Emphasis is placed on English, Spanish and Portuguese. Indigenous language materials are preferred in bilingual editions. Materials purchased in the original language of publication are selectively acquired in English translations to broaden access.
Chronological Limits/Period Coverage
Materials are selected covering the entire history of the Americas and the Iberian Peninsula. Emphasis is placed on 20th and 21st century materials but not to the exclusion of others.
Emphasis is on recent imprints, but some older works are collected as appropriate. 19th century and earlier materials are selected sparingly and only in consultation with Special Collections.
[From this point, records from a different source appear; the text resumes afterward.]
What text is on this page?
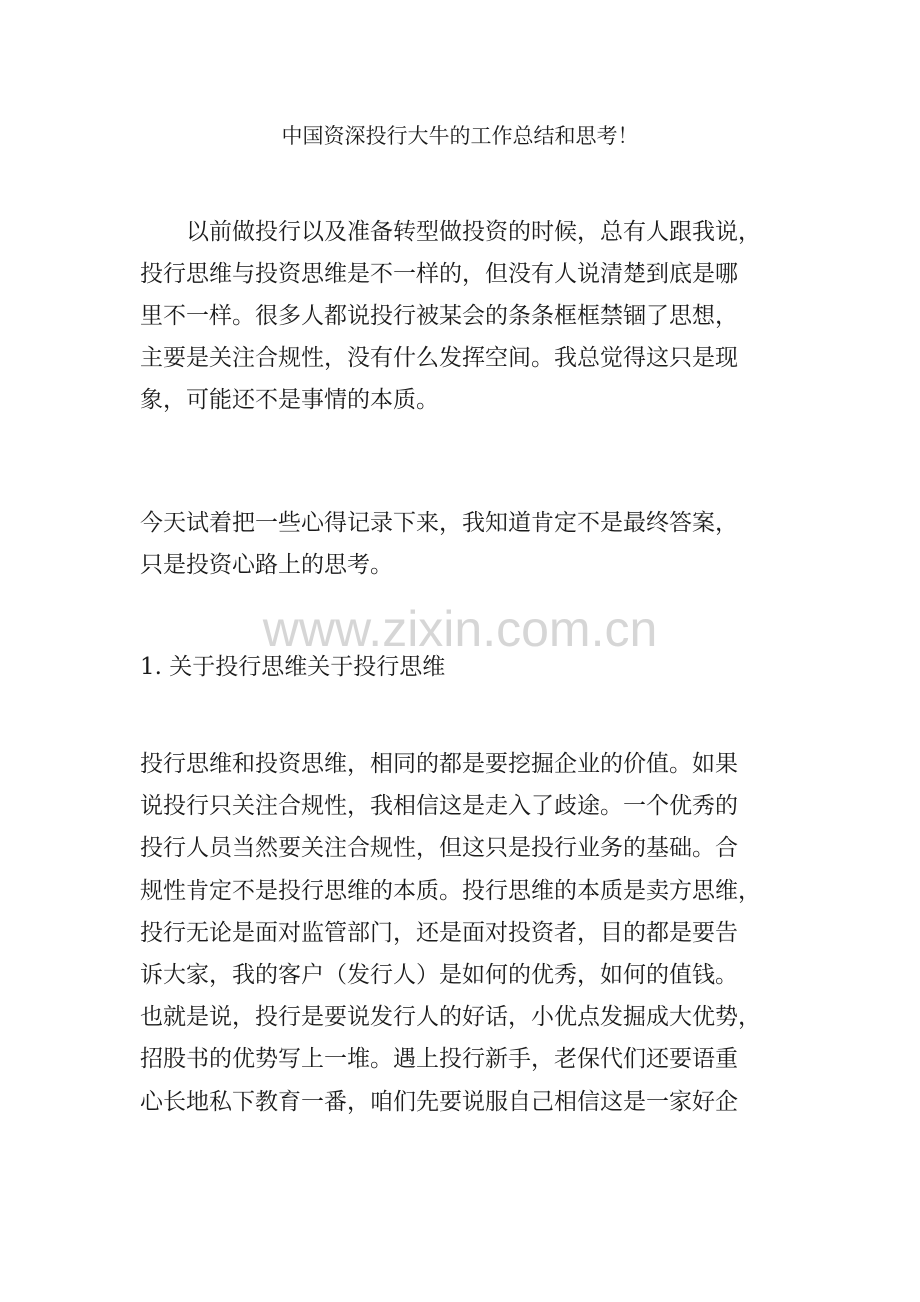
www.zixin.com.cn
中国资深投行大牛的工作总结和思考！
以前做投行以及准备转型做投资的时候，总有人跟我说，
投行思维与投资思维是不一样的，但没有人说清楚到底是哪
里不一样。很多人都说投行被某会的条条框框禁锢了思想，
主要是关注合规性，没有什么发挥空间。我总觉得这只是现
象，可能还不是事情的本质。
今天试着把一些心得记录下来，我知道肯定不是最终答案，
只是投资心路上的思考。
1. 关于投行思维关于投行思维
投行思维和投资思维，相同的都是要挖掘企业的价值。如果
说投行只关注合规性，我相信这是走入了歧途。一个优秀的
投行人员当然要关注合规性，但这只是投行业务的基础。合
规性肯定不是投行思维的本质。投行思维的本质是卖方思维，
投行无论是面对监管部门，还是面对投资者，目的都是要告
诉大家，我的客户（发行人）是如何的优秀，如何的值钱。
也就是说，投行是要说发行人的好话，小优点发掘成大优势，
招股书的优势写上一堆。遇上投行新手，老保代们还要语重
心长地私下教育一番，咱们先要说服自己相信这是一家好企
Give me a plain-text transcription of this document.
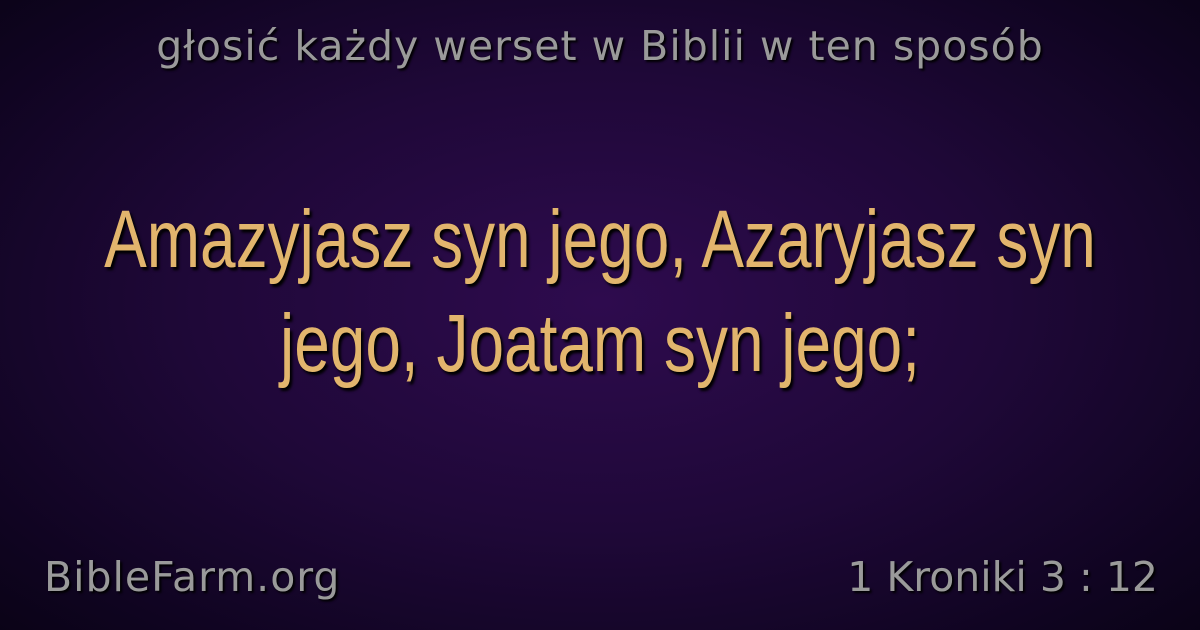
głosić każdy werset w Biblii w ten sposób
Amazyjasz syn jego, Azaryjasz syn jego, Joatam syn jego;
BibleFarm.org	1 Kroniki 3 : 12
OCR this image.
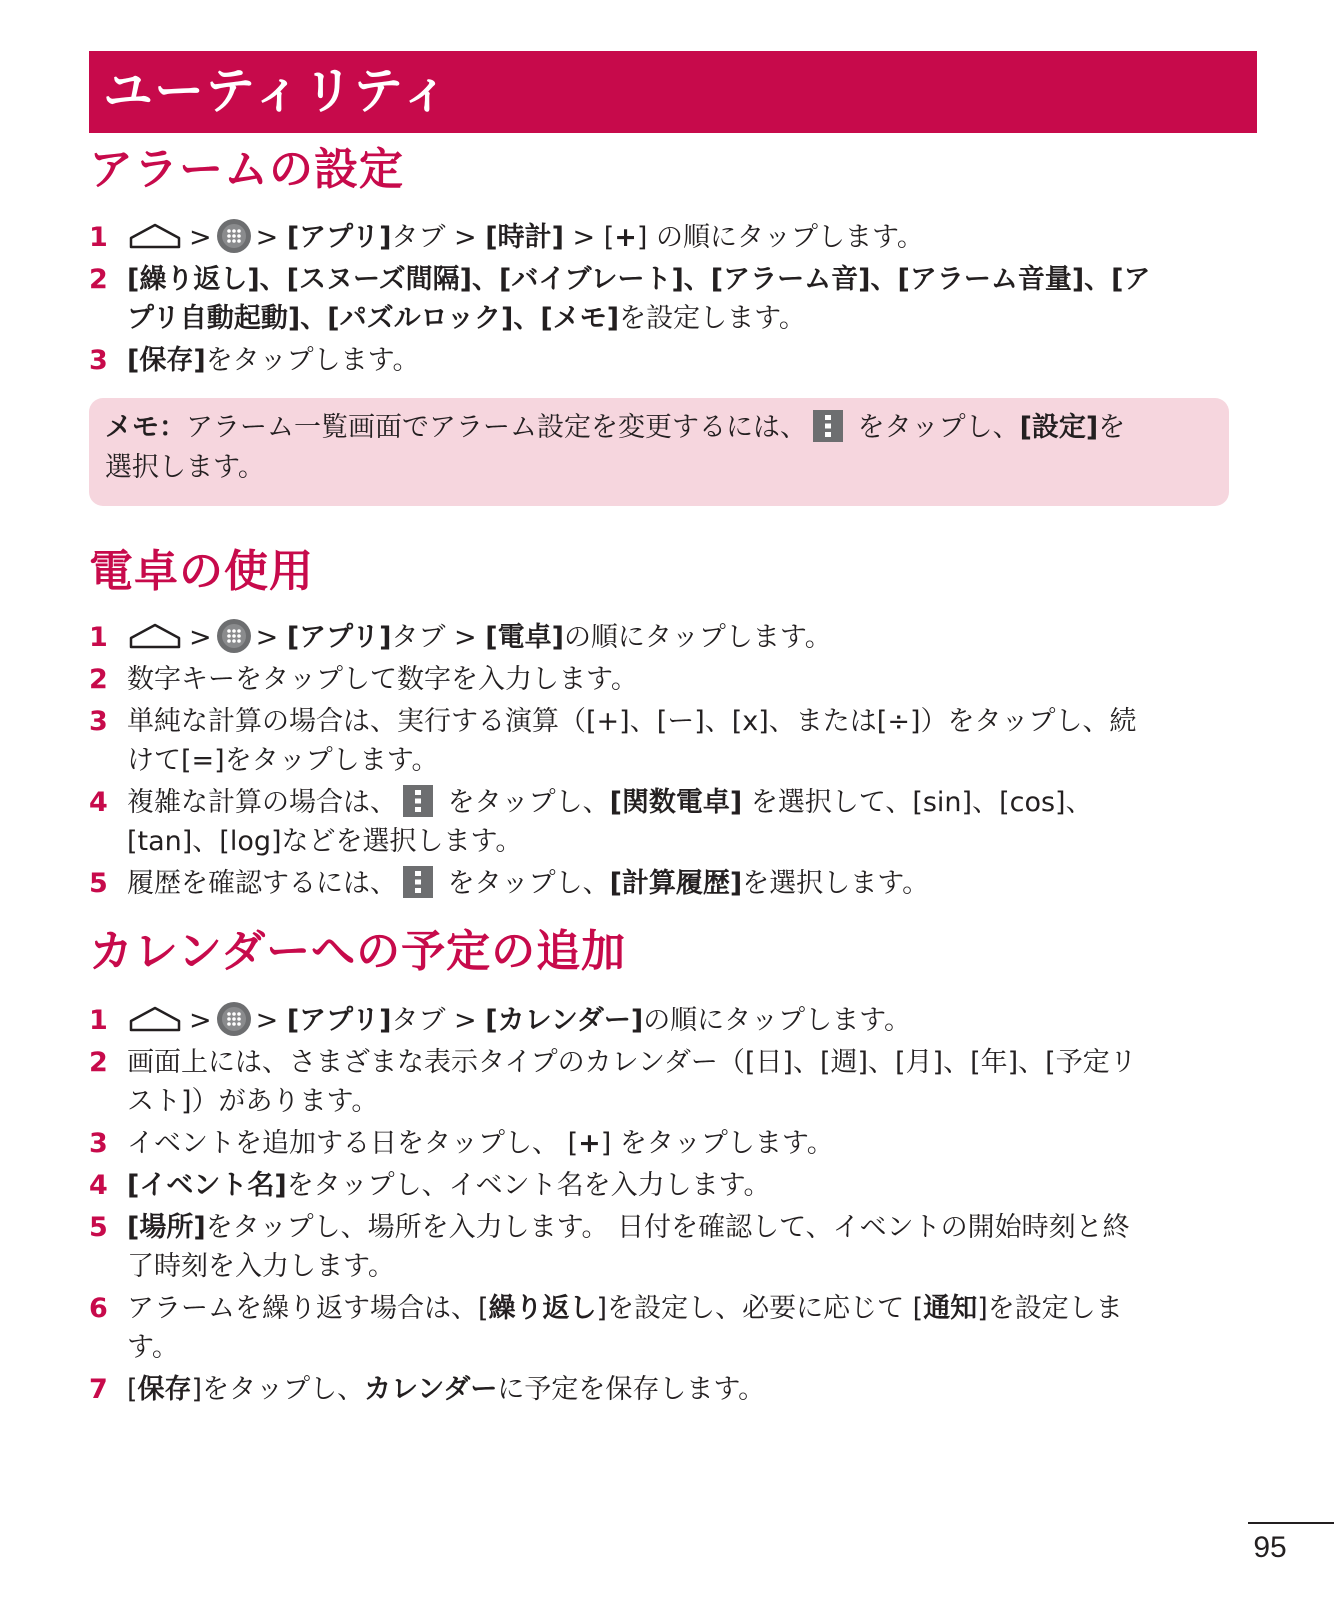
ユーティリティ
アラームの設定
1	> > [アプリ]タブ > [時計] > [+] の順にタップします。
2 [繰り返し]、[スヌーズ間隔]、[バイブレート]、[アラーム音]、[アラーム音量]、[ア
プリ自動起動]、[パズルロック]、[メモ]を設定します。
3 [保存]をタップします。
メモ：アラーム一覧画面でアラーム設定を変更するには、 をタップし、[設定]を
選択します。
電卓の使用
1	> > [アプリ]タブ > [電卓]の順にタップします。
2 数字キーをタップして数字を入力します。
3 単純な計算の場合は、実行する演算（[+]、[ー]、[x]、または[÷]）をタップし、続
けて[=]をタップします。
4 複雑な計算の場合は、 をタップし、[関数電卓] を選択して、[sin]、[cos]、
[tan]、[log]などを選択します。
5 履歴を確認するには、 をタップし、[計算履歴]を選択します。
カレンダーへの予定の追加
1	> > [アプリ]タブ > [カレンダー]の順にタップします。
2 画面上には、さまざまな表示タイプのカレンダー（[日]、[週]、[月]、[年]、[予定リ
スト]）があります。
3 イベントを追加する日をタップし、 [+] をタップします。
4 [イベント名]をタップし、イベント名を入力します。
5 [場所]をタップし、場所を入力します。 日付を確認して、イベントの開始時刻と終
了時刻を入力します。
6 アラームを繰り返す場合は、[繰り返し]を設定し、必要に応じて [通知]を設定しま
す。
7 [保存]をタップし、カレンダーに予定を保存します。
95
Types of Materials Collected
We collect monographs, reference tools, audio-visual materials, periodicals, and scholarly series. Conference proceedings are collected selectively. While a large percentage of content is exclusively published in print, reference tools, periodicals, edited volumes and anthologies are actively preferred in electronic format. Dissertations are only acquired on demand. Textbooks are generally not acquired.
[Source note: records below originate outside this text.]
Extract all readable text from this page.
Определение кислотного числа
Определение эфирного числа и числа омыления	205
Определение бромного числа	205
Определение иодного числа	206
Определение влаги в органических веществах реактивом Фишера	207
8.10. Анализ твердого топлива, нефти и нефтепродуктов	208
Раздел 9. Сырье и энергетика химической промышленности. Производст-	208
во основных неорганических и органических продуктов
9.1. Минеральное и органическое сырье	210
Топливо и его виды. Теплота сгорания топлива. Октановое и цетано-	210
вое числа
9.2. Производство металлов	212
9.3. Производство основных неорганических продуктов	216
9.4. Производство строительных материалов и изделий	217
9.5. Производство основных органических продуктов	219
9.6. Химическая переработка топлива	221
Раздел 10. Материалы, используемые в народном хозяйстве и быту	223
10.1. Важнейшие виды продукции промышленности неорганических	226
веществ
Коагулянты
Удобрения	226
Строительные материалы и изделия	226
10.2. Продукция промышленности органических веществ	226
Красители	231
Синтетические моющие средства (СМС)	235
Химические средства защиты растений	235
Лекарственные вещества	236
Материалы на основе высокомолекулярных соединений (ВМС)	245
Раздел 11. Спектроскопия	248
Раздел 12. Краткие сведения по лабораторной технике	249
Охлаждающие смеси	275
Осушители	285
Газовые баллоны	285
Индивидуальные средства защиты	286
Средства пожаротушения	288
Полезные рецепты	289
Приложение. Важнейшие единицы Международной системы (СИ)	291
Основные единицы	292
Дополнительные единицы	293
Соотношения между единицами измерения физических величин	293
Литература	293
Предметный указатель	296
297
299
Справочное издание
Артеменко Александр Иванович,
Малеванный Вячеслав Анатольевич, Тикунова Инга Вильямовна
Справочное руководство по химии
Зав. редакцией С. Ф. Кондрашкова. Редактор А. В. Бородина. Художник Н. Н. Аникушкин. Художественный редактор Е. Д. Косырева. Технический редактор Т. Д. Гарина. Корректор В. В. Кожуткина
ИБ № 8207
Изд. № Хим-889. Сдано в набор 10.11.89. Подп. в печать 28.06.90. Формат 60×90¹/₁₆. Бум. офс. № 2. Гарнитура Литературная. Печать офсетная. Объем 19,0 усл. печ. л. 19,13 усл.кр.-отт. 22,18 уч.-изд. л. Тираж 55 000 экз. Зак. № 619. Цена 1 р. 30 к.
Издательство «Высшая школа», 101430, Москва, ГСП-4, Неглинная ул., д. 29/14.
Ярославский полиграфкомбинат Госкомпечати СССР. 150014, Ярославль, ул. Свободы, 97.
Systemwide and Other Resources
UCSB collections serving LAIS benefit heavily from the library’s participation in serials and research databases that are licensed by UC’s California Digital Library and funded by the UC campuses. In addition, the Library participates in Calafia: The California Cooperative Latin American Collection Development Group, a partnership between the University of California Libraries, Stanford and the University of Southern California. Through investment in the North Mexican State Materials agreement the Library is responsible for collecting materials published in the state of Nuevo Leon. Along with the companion South Mexican State Materials agreement, this collaborative approach allows our libraries to build extensive networked collections and make accessible Mexican publications to our users at a more efficient costs per library. Through its membership in the Center for Research Libraries (CRL), the library provides access to millions of print and digital archival documents and other materials from around the world that are otherwise difficult to obtain and preserve. Of interest to this collection policy are our membership in CRL’s LAMP (the Latin American Materials Project) and LARRP (the Latin Americanist Research Resources Project). LAMP is joint effort by research libraries throughout the world and CRL to promote the preservation of publications and archives concerning Latin America and to make these materials available to researchers in microform or increasingly, digital formats. LAARP is a cooperative initiative of North American, Latin American, and Caribbean libraries whose principal goal is to expand access to Latin American research resources by promoting a distributed model of library cooperation, enhanced electronic access, and effective document delivery.